Ascolta

Description

Numerical analysis is a branch of mathematics that addresses problems in the applied sciences, specifically real-world phenomena that cannot be analyzed with analytical techniques. Its approach involves proposing methodologies to approximate solutions using computers. Thanks to technological advancements, numerical analysis is constantly evolving and introducing new computational techniques and algorithms that optimize accuracy and computational times through automated processes. Theoretical studies are also conducted to analyze error estimates, applicability, and process convergence.

Numerical analysis has its origins in the work of great mathematicians such as Newton, Lagrange, von Seidel, Jacobi, Gauss, Euler, and others, long before the invention of electronic calculators. However, the advent of electronic calculators greatly influenced the development of numerical analysis, enabling increasingly complex computations and the ability to handle non-trivial models that require large amounts of data.

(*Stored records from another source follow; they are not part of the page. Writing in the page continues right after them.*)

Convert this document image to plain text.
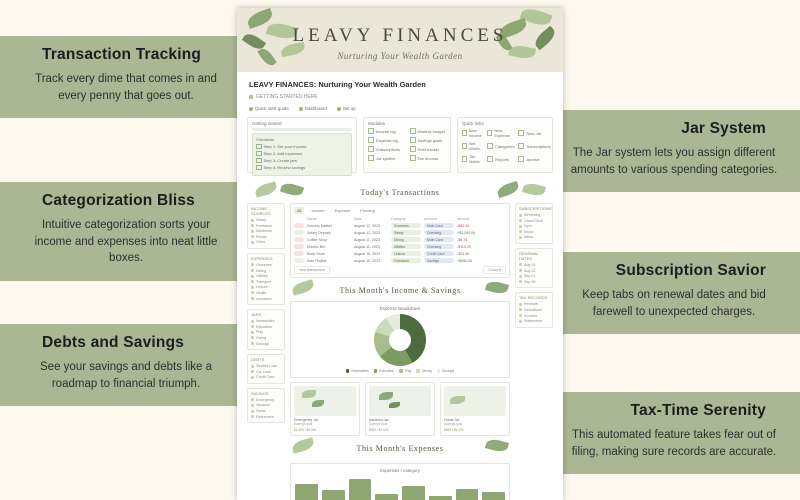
Transaction Tracking

Track every dime that comes in and every penny that goes out.

Categorization Bliss

Intuitive categorization sorts your income and expenses into neat little boxes.

Debts and Savings

See your savings and debts like a roadmap to financial triumph.

Jar System

The Jar system lets you assign different amounts to various spending categories.

Subscription Savior

Keep tabs on renewal dates and bid farewell to unexpected charges.

Tax-Time Serenity

This automated feature takes fear out of filing, making sure records are accurate.

LEAVY FINANCES
Nurturing Your Wealth Garden
LEAVY FINANCES: Nurturing Your Wealth Garden
GETTING STARTED HERE
Quick start guide	Dashboard	Set up
Getting started
Checklists
Step 1: Set your Income
Step 2: Add expenses
Step 3: Create jars
Step 4: Review savings
Modules
Income log	Monthly budget
Expense log	Savings goals
Subscriptions	Debt tracker
Jar system	Tax records
Quick links
New Income
New Expense	New Jar
Net Worth	Categories	Subscriptions
Tax Notes	Reports	Archive
Today's Transactions
INCOME SOURCES
Salary
Freelance
Dividends
Rental
Other
EXPENSES
Groceries
Dining
Utilities
Transport
Leisure
Health
Insurance
JARS
Necessities
Education
Play
Giving
Savings
DEBTS
Student Loan
Car Loan
Credit Card
SAVINGS
Emergency
Vacation
Home
Retirement
All	Income	Expense	Pending
Name	Date	Category	Account	Amount

Grocery Market	August 12, 2023	Groceries	Main Card	-$82.40

Salary Deposit	August 12, 2023	Salary	Checking	+$3,200.00

Coffee Shop	August 11, 2023	Dining	Main Card	-$6.75

Electric Bill	August 11, 2023	Utilities	Checking	-$110.20

Book Store	August 10, 2023	Leisure	Credit Card	-$24.00

Side Project	August 10, 2023	Freelance	Savings	+$450.00
New transaction	Count 6
This Month's Income & Savings
Expense Breakdown
Necessities	Education	Play	Giving	Savings
Emergency Jar
Savings goal
$1,200 / $3,000
Vacation Jar
Savings goal
$640 / $2,000
Home Jar
Savings goal
$980 / $5,000
This Month's Expenses
Expenses / category
SUBSCRIPTIONS
Streaming
Cloud Drive
Gym
Music
News
RENEWAL DATES
Aug 18
Aug 22
Sep 01
Sep 09
TAX RECORDS
Receipts
Deductions
Invoices
Statements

High-quality mathematical software and high-performance calculation techniques are essential tools for simulating observed phenomena. Numerical analysis has become a crucial part of the skill set for anyone working or training in the fields of engineering, information technology, physics, chemistry, and other technical-scientific sectors.

Research Topics

At the Engineering Department, we focus on four main research topics:

• Approximation theory: This topic involves the theoretical and computational study of meshless methods, wavelet transforms, and subdivision schemes to solve realistic problems in science and engineering. Our work in this area includes computational electromagnetics problems, dynamical systems for epidemiological problems, electromagnetic simulation of metallic carbon nanotubes, computer vision, and machine learning.
• Advanced numerical modeling in bioelectromagnetism: This topic involves the development of neuroimaging techniques for studying human brain activity, such as electroencephalography, magnetoencephalography, transcranial direct current stimulation, and particle imaging magnetic.
• High Performance Computing (HPC): Our research in this area focuses on parallel paradigms, distributed computing, and graphics processing units (GPUs) for software development in numerical linear algebra and engineering topics.
• Numerical treatment of integro-differential equations and inverse problems: This topic involves the numerical treatment of integro-differential equations and inverse problems for various applications such as endodontic procedures, electromagnetic transient analysis, lightning, electromagnetic compatibility, and electrical analogies in the viscoelastic behavior of materials.

Funded Project

• PRIN 2020 ISoREC PRJ-0845 Innovative Solutions for Renewables in Energy Communities
• Progetto PON 4FRAILTY – Sensoristica intelligente, infrastrutture e modelli gestionali per la sicurezza di soggetti fragili (ARS01_00345)
• PRIN 2022-Towards ADDitive manufacturing of MAGnetic components for electrical machines and power converters.
• PNRR Cognitive evolution in Ai: Explainable and Self-Aware Robots through multimodal data processing – CAESAR.

Keywords

Approximation theory; High Performance Computing; integro-differential equations; inverse problems; bio-electromagnetism; neuroimaging.